Carlos Manrique – Principal Engineer
Carlos joined us in 2016 and has been a key pillar of our technical expertise ever since. With a master’s degree and 10 years’ experience in electrical transmission and distribution systems from Colombia, Carlos brought a wealth of knowledge to the business.
Carlos has worked on many of our milestone projects such as the Cannington solar farm and has been instrumental in the development of the e-Cube. As Principle Engineer, Carlos is responsible for expanding and cultivating CTP’s technical expertise to meet the challenges faced by Australia’s renewable energy market.
We asked Carlos a few questions about his career, including what lead him to renewable energy with CTP. His answers showed both his passion for the environment, and his penchant for playing the joker.
1. What led you to pursue a career in renewable energy?
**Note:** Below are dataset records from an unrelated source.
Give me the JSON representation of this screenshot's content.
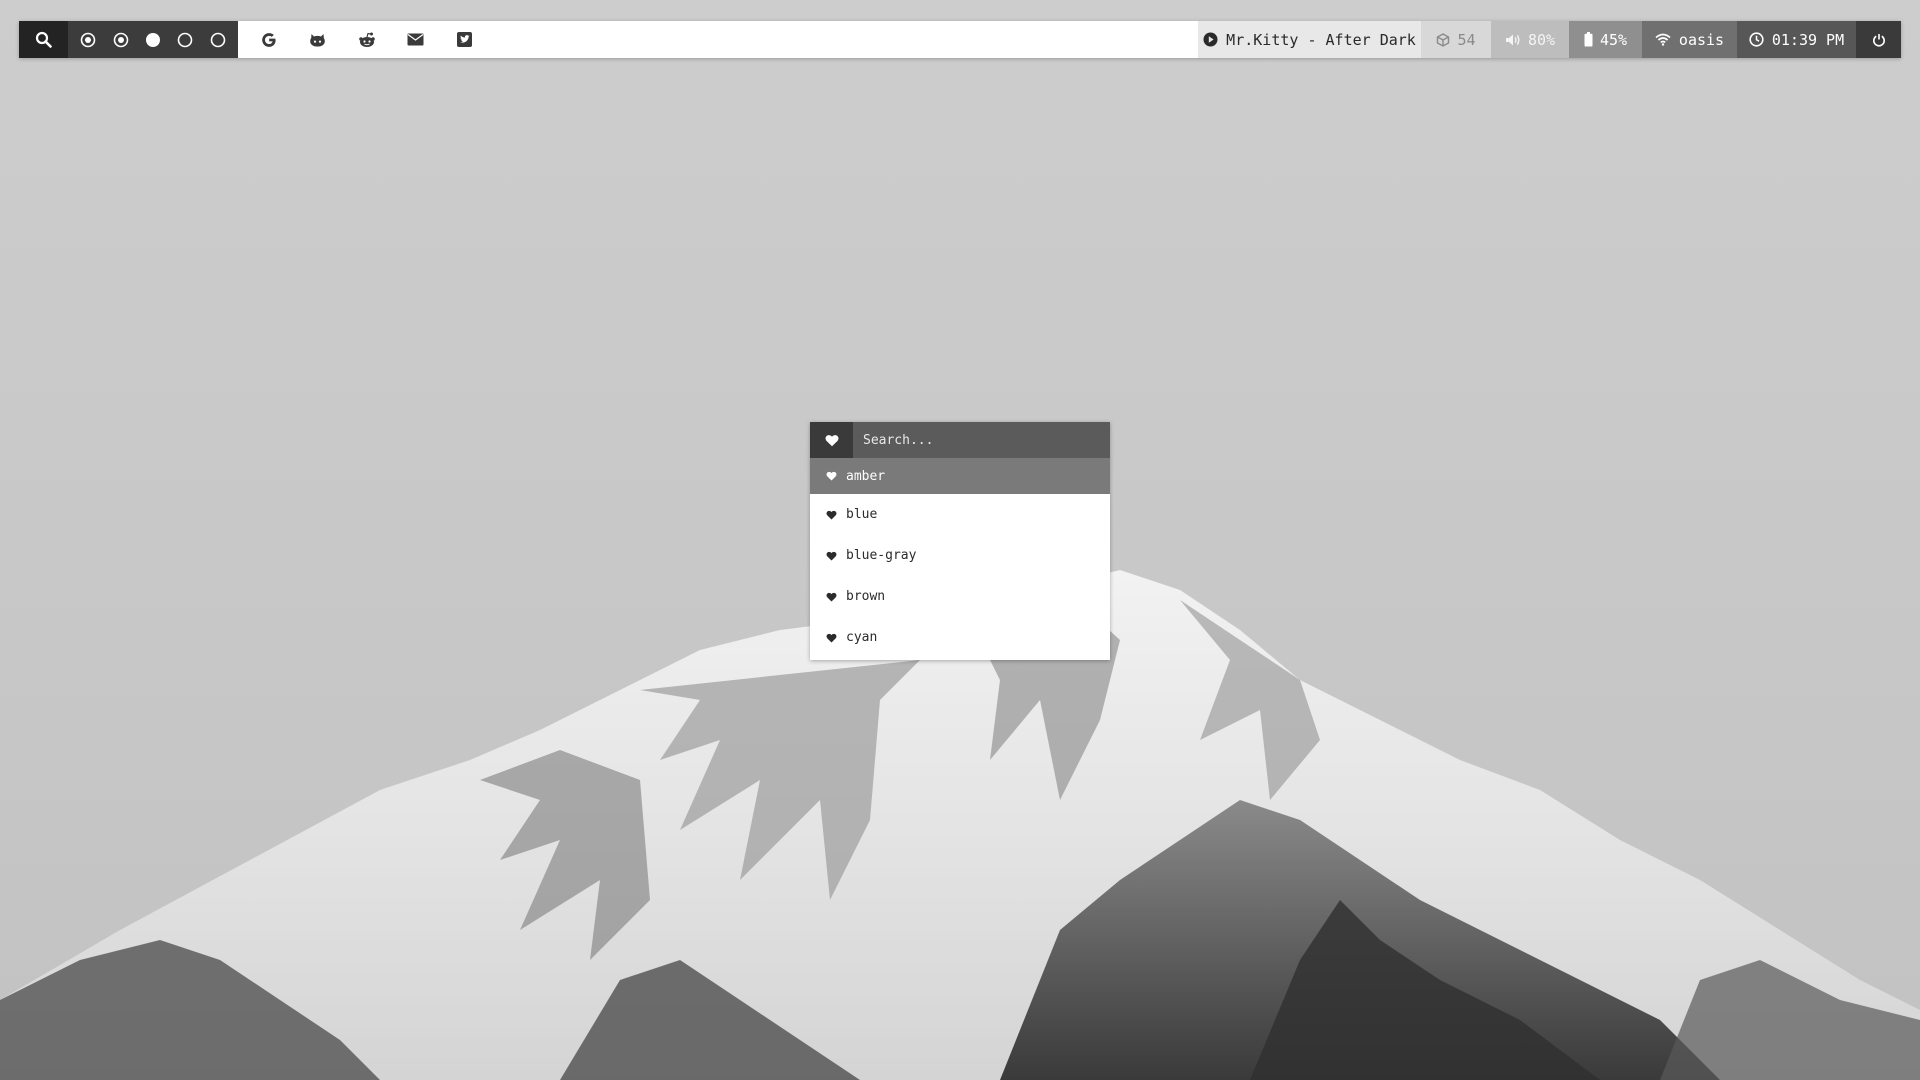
{
  "wallpaper": {
    "subject": "snow-covered mountain peak"
  },
  "topbar": {
    "launcher_icon": "search-icon",
    "workspaces": [
      {
        "state": "occupied"
      },
      {
        "state": "occupied"
      },
      {
        "state": "focused"
      },
      {
        "state": "empty"
      },
      {
        "state": "empty"
      }
    ],
    "shortcuts": [
      {
        "icon": "google-icon"
      },
      {
        "icon": "github-icon"
      },
      {
        "icon": "reddit-icon"
      },
      {
        "icon": "mail-icon"
      },
      {
        "icon": "twitter-icon"
      }
    ],
    "music": {
      "icon": "play-circle-icon",
      "text": "Mr.Kitty - After Dark"
    },
    "updates": {
      "icon": "package-icon",
      "count": "54"
    },
    "volume": {
      "icon": "volume-icon",
      "value": "80%"
    },
    "battery": {
      "icon": "battery-icon",
      "value": "45%"
    },
    "network": {
      "icon": "wifi-icon",
      "ssid": "oasis"
    },
    "clock": {
      "icon": "clock-icon",
      "time": "01:39 PM"
    },
    "power": {
      "icon": "power-icon"
    }
  },
  "launcher_menu": {
    "prompt_icon": "heart-icon",
    "search_placeholder": "Search...",
    "items": [
      {
        "label": "amber",
        "selected": true
      },
      {
        "label": "blue",
        "selected": false
      },
      {
        "label": "blue-gray",
        "selected": false
      },
      {
        "label": "brown",
        "selected": false
      },
      {
        "label": "cyan",
        "selected": false
      }
    ]
  },
  "colors": {
    "bar_bg": "#ffffff",
    "bar_dark": "#232323",
    "menu_header": "#5b5b5b",
    "menu_selected": "#7a7a7a"
  }
}
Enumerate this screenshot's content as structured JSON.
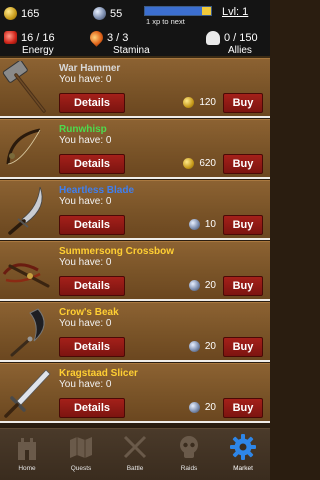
{
  "hud": {
    "gold": "165",
    "gems": "55",
    "xp_text": "1 xp to next",
    "xp_progress": 0.87,
    "level": "Lvl: 1",
    "energy": "16 / 16",
    "stamina": "3 / 3",
    "allies": "0 / 150",
    "energy_label": "Energy",
    "stamina_label": "Stamina",
    "allies_label": "Allies"
  },
  "items": [
    {
      "name": "War Hammer",
      "name_color": "#d8d8d8",
      "have": "You have: 0",
      "details": "Details",
      "price": "120",
      "currency": "gold",
      "buy": "Buy",
      "icon": "war-hammer-icon"
    },
    {
      "name": "Runwhisp",
      "name_color": "#4ddb4d",
      "have": "You have: 0",
      "details": "Details",
      "price": "620",
      "currency": "gold",
      "buy": "Buy",
      "icon": "bow-icon"
    },
    {
      "name": "Heartless Blade",
      "name_color": "#3f7ff0",
      "have": "You have: 0",
      "details": "Details",
      "price": "10",
      "currency": "gem",
      "buy": "Buy",
      "icon": "curved-blade-icon"
    },
    {
      "name": "Summersong Crossbow",
      "name_color": "#ffcf33",
      "have": "You have: 0",
      "details": "Details",
      "price": "20",
      "currency": "gem",
      "buy": "Buy",
      "icon": "crossbow-icon"
    },
    {
      "name": "Crow's Beak",
      "name_color": "#ffcf33",
      "have": "You have: 0",
      "details": "Details",
      "price": "20",
      "currency": "gem",
      "buy": "Buy",
      "icon": "sickle-icon"
    },
    {
      "name": "Kragstaad Slicer",
      "name_color": "#ffcf33",
      "have": "You have: 0",
      "details": "Details",
      "price": "20",
      "currency": "gem",
      "buy": "Buy",
      "icon": "sword-icon"
    }
  ],
  "nav": [
    {
      "label": "Home",
      "icon": "castle-icon",
      "active": false
    },
    {
      "label": "Quests",
      "icon": "map-icon",
      "active": false
    },
    {
      "label": "Battle",
      "icon": "crossed-swords-icon",
      "active": false
    },
    {
      "label": "Raids",
      "icon": "skull-icon",
      "active": false
    },
    {
      "label": "Market",
      "icon": "gear-icon",
      "active": true
    }
  ]
}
“Humanity has had a major negative impact on the planet’s climate and its ecosystems, bringing flora and fauna that we might not even be aware of to extinction. I know that my career in the past contributed to this and now I am trying to purge my sins (so to speak)”
2. What are some of the best things about working at CTP?
“The people working at CTP are very aware of the impacts of their decisions on the environment, there is a great culture of support amongst peers and from management”
3. What is a recent achievement that you are proud of? or what is a challenge you have recently overcome?
“Improving processes and extending the knowledge of the team to a point where we don’t have one critical engineer but we have at least 2 or 3 engineers that are capable of work in any task, this makes our offering and delivery times to clients much more flexible. This has been reflected in being able to complete dynamic modelling for 6 different plants in ~3 months”
4. Where do you see Australia’s renewable energy industry in 5 years?
“In 5 years, with the completion of network upgrades like Hume Link and Project Energy Connect I predict another boom in solar plants with battery storage and an emergence of hydrogen plants. Hopefully, this will push dirty generation technology out of the picture faster than anyone expected, assuming we get the right politicians!”